Insofar as the Voice serves the objective of overcoming barriers that have historically impeded effective participation by Aboriginal and Torres Strait Islander peoples in political discussions and decisions that affect them, it seeks to rectify a distortion in the existing system. For that reason, in addition to the other reasons stated above, in my opinion proposed s 129 is not just compatible with the system of representative and responsible government prescribed by the Constitution, but an enhancement of that system.[3]

4.12The Committee also accepts the advice of some witnesses that the provision not be amended to apply only to Ministers of the Executive Government. Addressing Executive Government on the whole enables Aboriginal and Torres Strait Islander peoples to have a direct input into matters concerning them. This would enable them to work with the broader Australian Public Service to better influence and direct public policy initiatives. The Committee accepts the advice provided by legal experts and the Solicitor-General that this would not unnecessarily slow down the operations of government, nor that it would give rise to a legal quagmire in which the courts would be overrun by cases (further discussion on this point is contained below).
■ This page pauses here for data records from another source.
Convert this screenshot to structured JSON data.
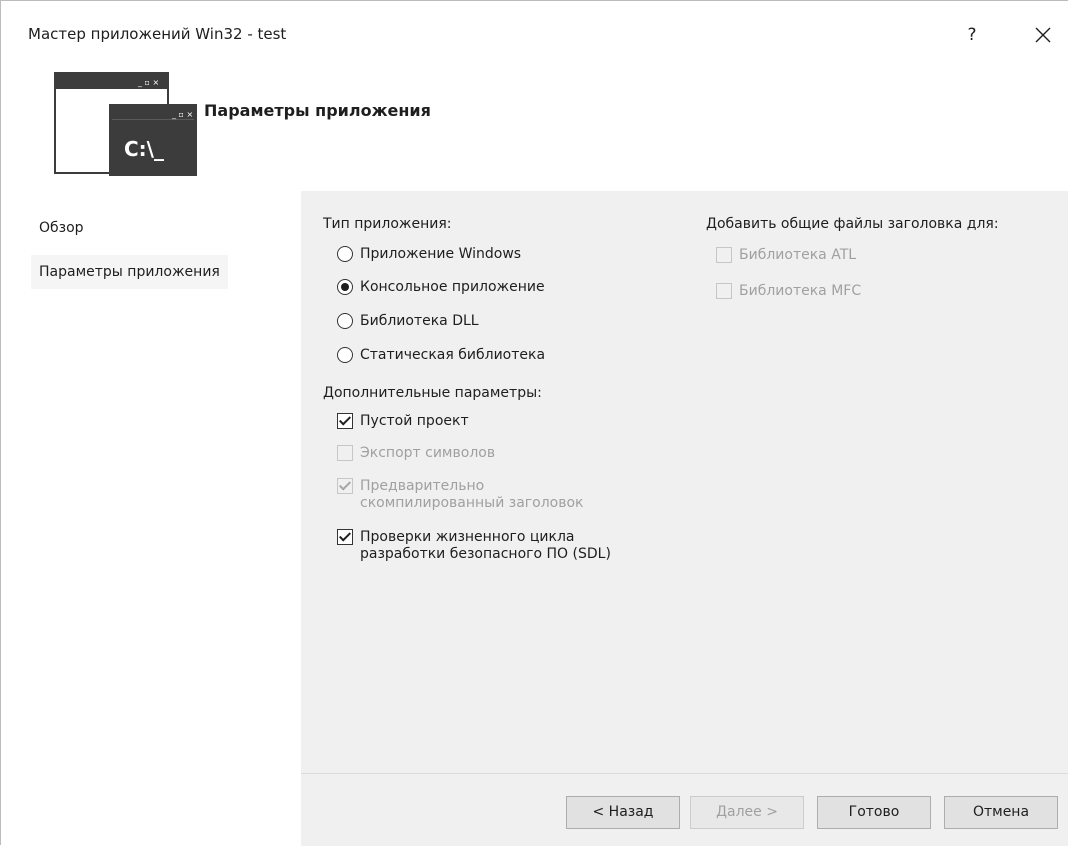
{
  "window": {
    "title": "Мастер приложений Win32 - test",
    "help_label": "?"
  },
  "header": {
    "icon_text": "C:\\_",
    "title": "Параметры приложения"
  },
  "sidebar": {
    "items": [
      {
        "label": "Обзор"
      },
      {
        "label": "Параметры приложения"
      }
    ]
  },
  "app_type": {
    "label": "Тип приложения:",
    "options": [
      {
        "label": "Приложение Windows",
        "selected": false
      },
      {
        "label": "Консольное приложение",
        "selected": true
      },
      {
        "label": "Библиотека DLL",
        "selected": false
      },
      {
        "label": "Статическая библиотека",
        "selected": false
      }
    ]
  },
  "extra_options": {
    "label": "Дополнительные параметры:",
    "options": [
      {
        "label": "Пустой проект",
        "checked": true,
        "enabled": true
      },
      {
        "label": "Экспорт символов",
        "checked": false,
        "enabled": false
      },
      {
        "label_line1": "Предварительно",
        "label_line2": "скомпилированный заголовок",
        "checked": true,
        "enabled": false
      },
      {
        "label_line1": "Проверки жизненного цикла",
        "label_line2": "разработки безопасного ПО (SDL)",
        "checked": true,
        "enabled": true
      }
    ]
  },
  "headers": {
    "label": "Добавить общие файлы заголовка для:",
    "options": [
      {
        "label": "Библиотека ATL",
        "checked": false,
        "enabled": false
      },
      {
        "label": "Библиотека MFC",
        "checked": false,
        "enabled": false
      }
    ]
  },
  "buttons": {
    "back": "< Назад",
    "next": "Далее >",
    "finish": "Готово",
    "cancel": "Отмена"
  }
}
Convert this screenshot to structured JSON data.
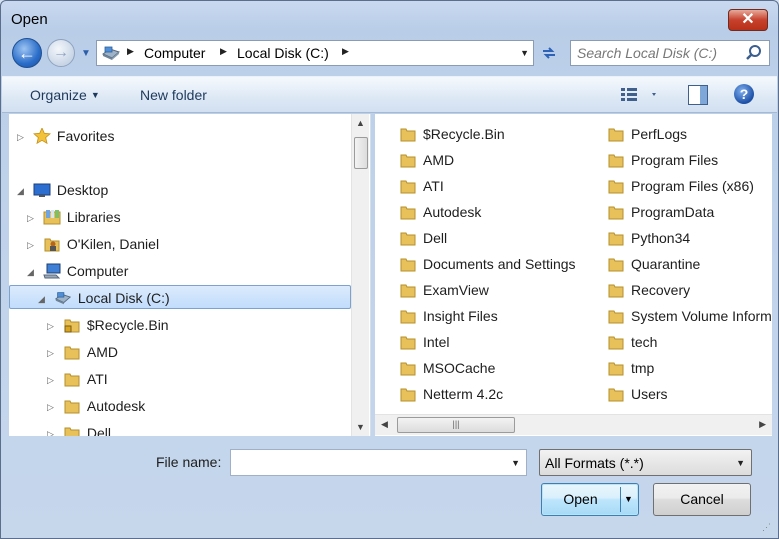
{
  "window": {
    "title": "Open",
    "close_symbol": "✕"
  },
  "nav": {
    "back_symbol": "←",
    "forward_symbol": "→",
    "breadcrumbs": [
      "Computer",
      "Local Disk (C:)"
    ],
    "search_placeholder": "Search Local Disk (C:)"
  },
  "toolbar": {
    "organize_label": "Organize",
    "new_folder_label": "New folder",
    "help_symbol": "?"
  },
  "tree": {
    "items": [
      {
        "label": "Favorites",
        "icon": "star-icon",
        "expander": "▷"
      },
      {
        "label": "Desktop",
        "icon": "desktop-icon",
        "expander": "◢"
      },
      {
        "label": "Libraries",
        "icon": "library-icon",
        "expander": "▷"
      },
      {
        "label": "O'Kilen, Daniel",
        "icon": "user-folder-icon",
        "expander": "▷"
      },
      {
        "label": "Computer",
        "icon": "computer-icon",
        "expander": "◢"
      },
      {
        "label": "Local Disk (C:)",
        "icon": "drive-icon",
        "expander": "◢"
      },
      {
        "label": "$Recycle.Bin",
        "icon": "locked-folder-icon",
        "expander": "▷"
      },
      {
        "label": "AMD",
        "icon": "folder-icon",
        "expander": "▷"
      },
      {
        "label": "ATI",
        "icon": "folder-icon",
        "expander": "▷"
      },
      {
        "label": "Autodesk",
        "icon": "folder-icon",
        "expander": "▷"
      },
      {
        "label": "Dell",
        "icon": "folder-icon",
        "expander": "▷"
      }
    ],
    "selected": "Local Disk (C:)"
  },
  "files": {
    "column1": [
      "$Recycle.Bin",
      "AMD",
      "ATI",
      "Autodesk",
      "Dell",
      "Documents and Settings",
      "ExamView",
      "Insight Files",
      "Intel",
      "MSOCache",
      "Netterm 4.2c"
    ],
    "column2": [
      "PerfLogs",
      "Program Files",
      "Program Files (x86)",
      "ProgramData",
      "Python34",
      "Quarantine",
      "Recovery",
      "System Volume Information",
      "tech",
      "tmp",
      "Users"
    ]
  },
  "footer": {
    "file_name_label": "File name:",
    "file_name_value": "",
    "filter_value": "All Formats (*.*)",
    "open_label": "Open",
    "cancel_label": "Cancel"
  },
  "colors": {
    "accent": "#2a6dc9",
    "folder": "#e8c15a",
    "selection": "#c1dcfc"
  }
}
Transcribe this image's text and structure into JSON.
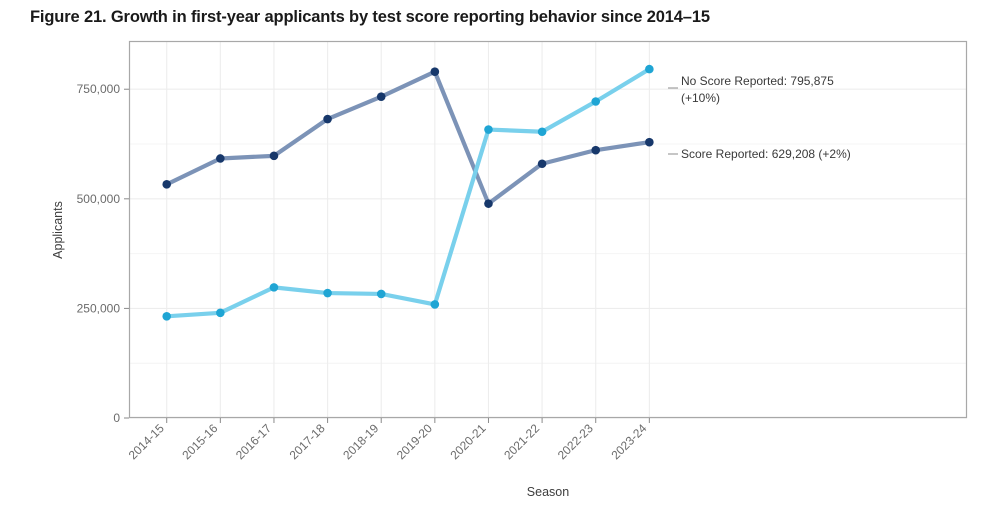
{
  "figure": {
    "title": "Figure 21. Growth in first-year applicants by test score reporting behavior since 2014–15"
  },
  "annotations": {
    "no_score_line1": "No Score Reported: 795,875",
    "no_score_line2": "(+10%)",
    "score_line1": "Score Reported: 629,208 (+2%)"
  },
  "axis": {
    "x_title": "Season",
    "y_title": "Applicants"
  },
  "colors": {
    "no_score_line": "#79D0EC",
    "no_score_point": "#1FA5D4",
    "score_line": "#7C93B7",
    "score_point": "#17386B",
    "grid": "#EDEDED",
    "axis_frame": "#A8A8A8",
    "tick_text": "#6B6B6B"
  },
  "chart_data": {
    "type": "line",
    "title": "Figure 21. Growth in first-year applicants by test score reporting behavior since 2014–15",
    "xlabel": "Season",
    "ylabel": "Applicants",
    "categories": [
      "2014-15",
      "2015-16",
      "2016-17",
      "2017-18",
      "2018-19",
      "2019-20",
      "2020-21",
      "2021-22",
      "2022-23",
      "2023-24"
    ],
    "yticks": [
      0,
      250000,
      500000,
      750000
    ],
    "ytick_labels": [
      "0",
      "250,000",
      "500,000",
      "750,000"
    ],
    "ylim": [
      0,
      860000
    ],
    "grid": true,
    "legend": "annotations-at-line-end",
    "series": [
      {
        "name": "Score Reported",
        "color": "#17386B",
        "line_color": "#7C93B7",
        "values": [
          533000,
          592000,
          598000,
          682000,
          733000,
          790000,
          489000,
          580000,
          611000,
          629208
        ],
        "end_label": "Score Reported: 629,208 (+2%)"
      },
      {
        "name": "No Score Reported",
        "color": "#1FA5D4",
        "line_color": "#79D0EC",
        "values": [
          232000,
          240000,
          298000,
          285000,
          283000,
          259000,
          658000,
          653000,
          722000,
          795875
        ],
        "end_label": "No Score Reported: 795,875 (+10%)"
      }
    ]
  }
}
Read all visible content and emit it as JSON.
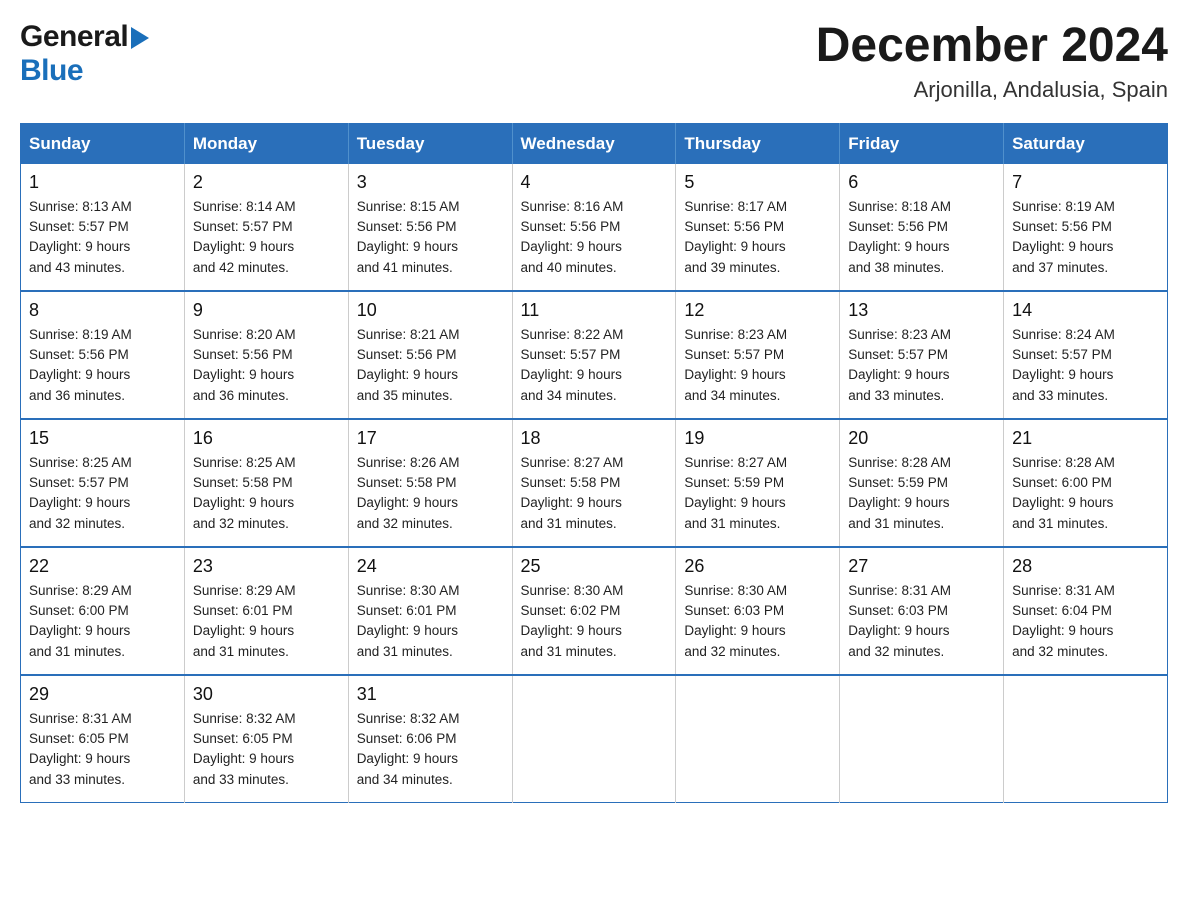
{
  "header": {
    "logo": {
      "general": "General",
      "blue": "Blue",
      "triangle_color": "#1a6fba"
    },
    "title": "December 2024",
    "location": "Arjonilla, Andalusia, Spain"
  },
  "calendar": {
    "days_of_week": [
      "Sunday",
      "Monday",
      "Tuesday",
      "Wednesday",
      "Thursday",
      "Friday",
      "Saturday"
    ],
    "weeks": [
      [
        {
          "day": "1",
          "sunrise": "8:13 AM",
          "sunset": "5:57 PM",
          "daylight": "9 hours and 43 minutes."
        },
        {
          "day": "2",
          "sunrise": "8:14 AM",
          "sunset": "5:57 PM",
          "daylight": "9 hours and 42 minutes."
        },
        {
          "day": "3",
          "sunrise": "8:15 AM",
          "sunset": "5:56 PM",
          "daylight": "9 hours and 41 minutes."
        },
        {
          "day": "4",
          "sunrise": "8:16 AM",
          "sunset": "5:56 PM",
          "daylight": "9 hours and 40 minutes."
        },
        {
          "day": "5",
          "sunrise": "8:17 AM",
          "sunset": "5:56 PM",
          "daylight": "9 hours and 39 minutes."
        },
        {
          "day": "6",
          "sunrise": "8:18 AM",
          "sunset": "5:56 PM",
          "daylight": "9 hours and 38 minutes."
        },
        {
          "day": "7",
          "sunrise": "8:19 AM",
          "sunset": "5:56 PM",
          "daylight": "9 hours and 37 minutes."
        }
      ],
      [
        {
          "day": "8",
          "sunrise": "8:19 AM",
          "sunset": "5:56 PM",
          "daylight": "9 hours and 36 minutes."
        },
        {
          "day": "9",
          "sunrise": "8:20 AM",
          "sunset": "5:56 PM",
          "daylight": "9 hours and 36 minutes."
        },
        {
          "day": "10",
          "sunrise": "8:21 AM",
          "sunset": "5:56 PM",
          "daylight": "9 hours and 35 minutes."
        },
        {
          "day": "11",
          "sunrise": "8:22 AM",
          "sunset": "5:57 PM",
          "daylight": "9 hours and 34 minutes."
        },
        {
          "day": "12",
          "sunrise": "8:23 AM",
          "sunset": "5:57 PM",
          "daylight": "9 hours and 34 minutes."
        },
        {
          "day": "13",
          "sunrise": "8:23 AM",
          "sunset": "5:57 PM",
          "daylight": "9 hours and 33 minutes."
        },
        {
          "day": "14",
          "sunrise": "8:24 AM",
          "sunset": "5:57 PM",
          "daylight": "9 hours and 33 minutes."
        }
      ],
      [
        {
          "day": "15",
          "sunrise": "8:25 AM",
          "sunset": "5:57 PM",
          "daylight": "9 hours and 32 minutes."
        },
        {
          "day": "16",
          "sunrise": "8:25 AM",
          "sunset": "5:58 PM",
          "daylight": "9 hours and 32 minutes."
        },
        {
          "day": "17",
          "sunrise": "8:26 AM",
          "sunset": "5:58 PM",
          "daylight": "9 hours and 32 minutes."
        },
        {
          "day": "18",
          "sunrise": "8:27 AM",
          "sunset": "5:58 PM",
          "daylight": "9 hours and 31 minutes."
        },
        {
          "day": "19",
          "sunrise": "8:27 AM",
          "sunset": "5:59 PM",
          "daylight": "9 hours and 31 minutes."
        },
        {
          "day": "20",
          "sunrise": "8:28 AM",
          "sunset": "5:59 PM",
          "daylight": "9 hours and 31 minutes."
        },
        {
          "day": "21",
          "sunrise": "8:28 AM",
          "sunset": "6:00 PM",
          "daylight": "9 hours and 31 minutes."
        }
      ],
      [
        {
          "day": "22",
          "sunrise": "8:29 AM",
          "sunset": "6:00 PM",
          "daylight": "9 hours and 31 minutes."
        },
        {
          "day": "23",
          "sunrise": "8:29 AM",
          "sunset": "6:01 PM",
          "daylight": "9 hours and 31 minutes."
        },
        {
          "day": "24",
          "sunrise": "8:30 AM",
          "sunset": "6:01 PM",
          "daylight": "9 hours and 31 minutes."
        },
        {
          "day": "25",
          "sunrise": "8:30 AM",
          "sunset": "6:02 PM",
          "daylight": "9 hours and 31 minutes."
        },
        {
          "day": "26",
          "sunrise": "8:30 AM",
          "sunset": "6:03 PM",
          "daylight": "9 hours and 32 minutes."
        },
        {
          "day": "27",
          "sunrise": "8:31 AM",
          "sunset": "6:03 PM",
          "daylight": "9 hours and 32 minutes."
        },
        {
          "day": "28",
          "sunrise": "8:31 AM",
          "sunset": "6:04 PM",
          "daylight": "9 hours and 32 minutes."
        }
      ],
      [
        {
          "day": "29",
          "sunrise": "8:31 AM",
          "sunset": "6:05 PM",
          "daylight": "9 hours and 33 minutes."
        },
        {
          "day": "30",
          "sunrise": "8:32 AM",
          "sunset": "6:05 PM",
          "daylight": "9 hours and 33 minutes."
        },
        {
          "day": "31",
          "sunrise": "8:32 AM",
          "sunset": "6:06 PM",
          "daylight": "9 hours and 34 minutes."
        },
        null,
        null,
        null,
        null
      ]
    ],
    "labels": {
      "sunrise": "Sunrise:",
      "sunset": "Sunset:",
      "daylight": "Daylight:"
    }
  }
}
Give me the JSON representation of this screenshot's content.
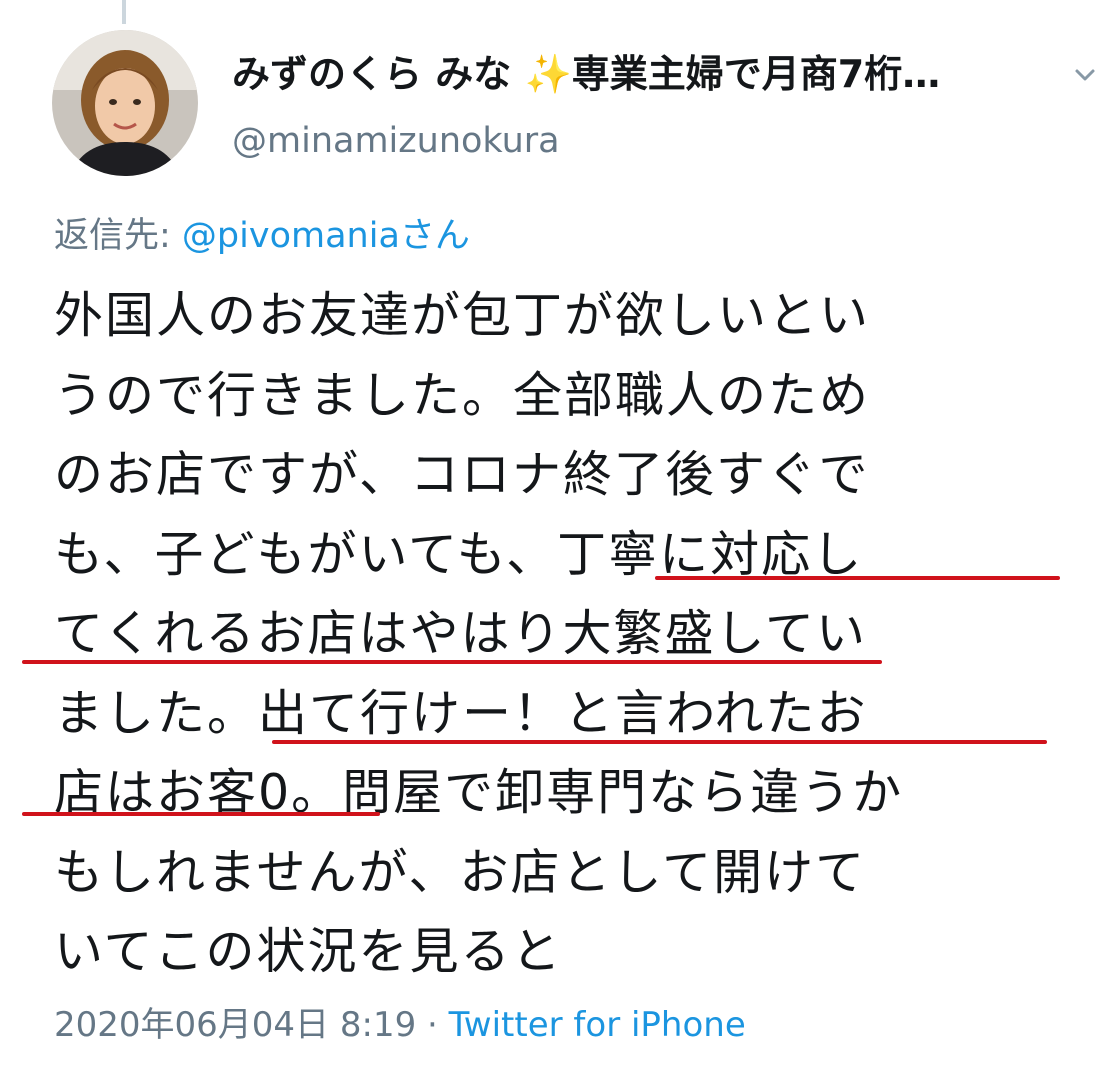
{
  "author": {
    "display_name": "みずのくら みな",
    "sparkle": "✨",
    "display_name_suffix": "専業主婦で月商7桁…",
    "handle": "@minamizunokura"
  },
  "reply": {
    "prefix": "返信先: ",
    "mention": "@pivomaniaさん"
  },
  "tweet": {
    "lines": [
      "外国人のお友達が包丁が欲しいとい",
      "うので行きました。全部職人のため",
      "のお店ですが、コロナ終了後すぐで",
      "も、子どもがいても、丁寧に対応し",
      "てくれるお店はやはり大繁盛してい",
      "ました。出て行けー！と言われたお",
      "店はお客0。問屋で卸専門なら違うか",
      "もしれませんが、お店として開けて",
      "いてこの状況を見ると"
    ]
  },
  "meta": {
    "timestamp": "2020年06月04日 8:19",
    "separator": " · ",
    "source": "Twitter for iPhone"
  },
  "icons": {
    "avatar": "profile-photo",
    "more": "chevron-down-icon",
    "emoji": "sparkles-emoji"
  },
  "colors": {
    "text": "#14171a",
    "secondary": "#657786",
    "link": "#1b95e0",
    "underline": "#d0121b"
  }
}
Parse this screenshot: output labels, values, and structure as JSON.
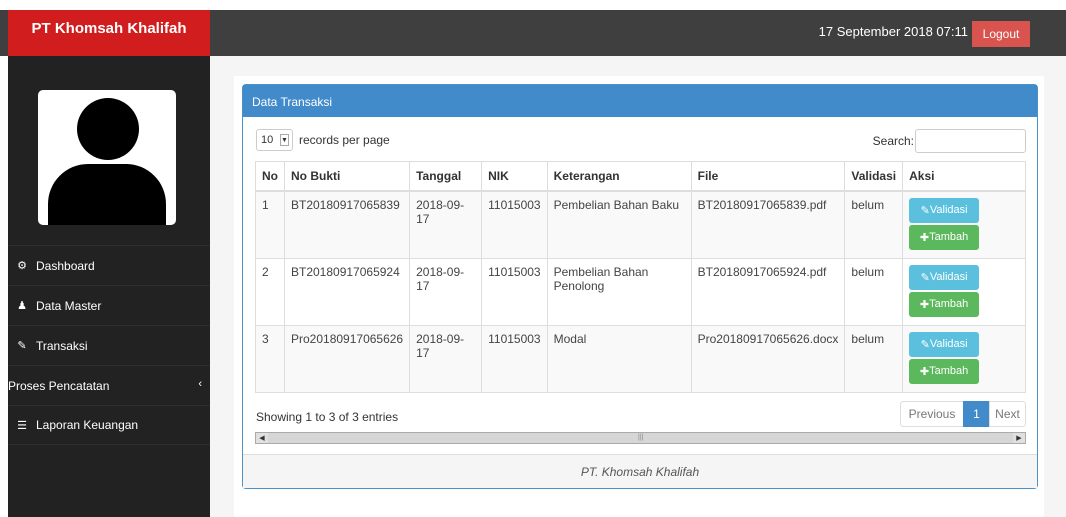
{
  "header": {
    "brand": "PT Khomsah Khalifah",
    "datetime": "17 September 2018 07:11",
    "logout_label": "Logout"
  },
  "sidebar": {
    "items": [
      {
        "label": "Dashboard",
        "icon": "dashboard-icon",
        "glyph": "⚙"
      },
      {
        "label": "Data Master",
        "icon": "user-icon",
        "glyph": "♟"
      },
      {
        "label": "Transaksi",
        "icon": "edit-icon",
        "glyph": "✎"
      },
      {
        "label": "Proses Pencatatan",
        "icon": "chevron-left-icon",
        "glyph": "‹"
      },
      {
        "label": "Laporan Keuangan",
        "icon": "list-icon",
        "glyph": "☰"
      }
    ]
  },
  "panel": {
    "title": "Data Transaksi",
    "footer": "PT. Khomsah Khalifah"
  },
  "table_controls": {
    "length_value": "10",
    "length_suffix": "records per page",
    "search_label": "Search:",
    "info": "Showing 1 to 3 of 3 entries",
    "prev_label": "Previous",
    "current_page": "1",
    "next_label": "Next"
  },
  "table": {
    "columns": [
      "No",
      "No Bukti",
      "Tanggal",
      "NIK",
      "Keterangan",
      "File",
      "Validasi",
      "Aksi"
    ],
    "rows": [
      {
        "no": "1",
        "bukti": "BT20180917065839",
        "tanggal": "2018-09-17",
        "nik": "11015003",
        "keterangan": "Pembelian Bahan Baku",
        "file": "BT20180917065839.pdf",
        "validasi": "belum"
      },
      {
        "no": "2",
        "bukti": "BT20180917065924",
        "tanggal": "2018-09-17",
        "nik": "11015003",
        "keterangan": "Pembelian Bahan Penolong",
        "file": "BT20180917065924.pdf",
        "validasi": "belum"
      },
      {
        "no": "3",
        "bukti": "Pro20180917065626",
        "tanggal": "2018-09-17",
        "nik": "11015003",
        "keterangan": "Modal",
        "file": "Pro20180917065626.docx",
        "validasi": "belum"
      }
    ],
    "validasi_button": "Validasi",
    "tambah_button": "Tambah"
  },
  "colors": {
    "brand_red": "#d11d1d",
    "topbar": "#3f3f3f",
    "sidebar": "#222222",
    "primary": "#428bca",
    "info": "#5bc0de",
    "success": "#5cb85c",
    "logout": "#d9534f"
  }
}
4.13Accordingly, the Committee considers that the provision enabling Aboriginal and Torres Strait Islander Peoples to make representations to the Executive Government is appropriate, fit for purpose as per the wishes of First Nations peoples, and should not be amended.

Concerns regarding legal impact

4.14The Committee heard a variety of evidence on the matter of the legal impact of the provisions of the Bill and the introduction of the Voice.

4.15Based on a careful examination of the evidence, the Committee is of the view that the Bill is constitutionally sound. In coming to this conclusion, the Committee was particularly persuaded by the evidence of former High Court ChiefJusticeRobertFrench AO, who asserted that future High Courts are highly likely to apply the interpretation of identifying the intent of the Parliament. Further, a number of other distinguished legal experts, former judges, and current practitioners strongly asserted that the proposed amendment poses little to no risk to the processes of Executive Government or the broader legal system. While care should be taken in future when drafting further legislation to establish the Voice, the Committee is of the view that the Bill provides the necessary powers as requested by the Uluru Statement from the Heart, while also limiting potential risks and complications.

4.16The Committee notes that many witnesses are understandably interested in how the Voice will operate in practice. The Committee observes that the effect of proposed section 129(iii) is that the Parliament will legislate on how the Voice will function. Not only does this ensure that the Voice’s operation can be updated if required by changing circumstances, but it provides that the Parliament – and the Australian people, by virtue of their representatives – can assist to shape the Voice’s impact.

4.17Finally, the Committee does not consider it is required to form a view on the degree to which the words, or an amendment thereof, would lead to a successful Referendum. Bi-partisanship or the nature in which it is reached is a matter for party leaders and party rooms. However, the Committee notes that the consultation on this proposal has been extensive, and this legislation represents years of compromise, negotiation and advice. As Mr Noel Pearson notes, ‘Many of the compromises have already been made. They’ve been made over the course of the last nine years, and even before that, and all of the compromises have come from Indigenous advocates.’ It is in this context that the Committee reached a view on its recommendation.

Recommendation 1

4.18The Committee recommends that the Constitution Alteration (Aboriginal and Torres Strait Islander Voice) 2023 be passed unamended.

Senator Nita Green

Chair

11 May 2023

Footnotes

[1]The Hon Mark Dreyfus MP, Attorney-General, House of Representatives Hansard, 30 March 2023, p.3.

[2]National Indigenous Australians Authority and the Attorney-General’s Department, Submission 90, pages4-9; Explanatory Memorandum, Constitution Alteration (Aboriginal and Torres Strait Islander Voice)2023, pages 2-4.

[3]The Hon Mark Dreyfus KC, MP, Attorney-General, Submission 64, p. 13.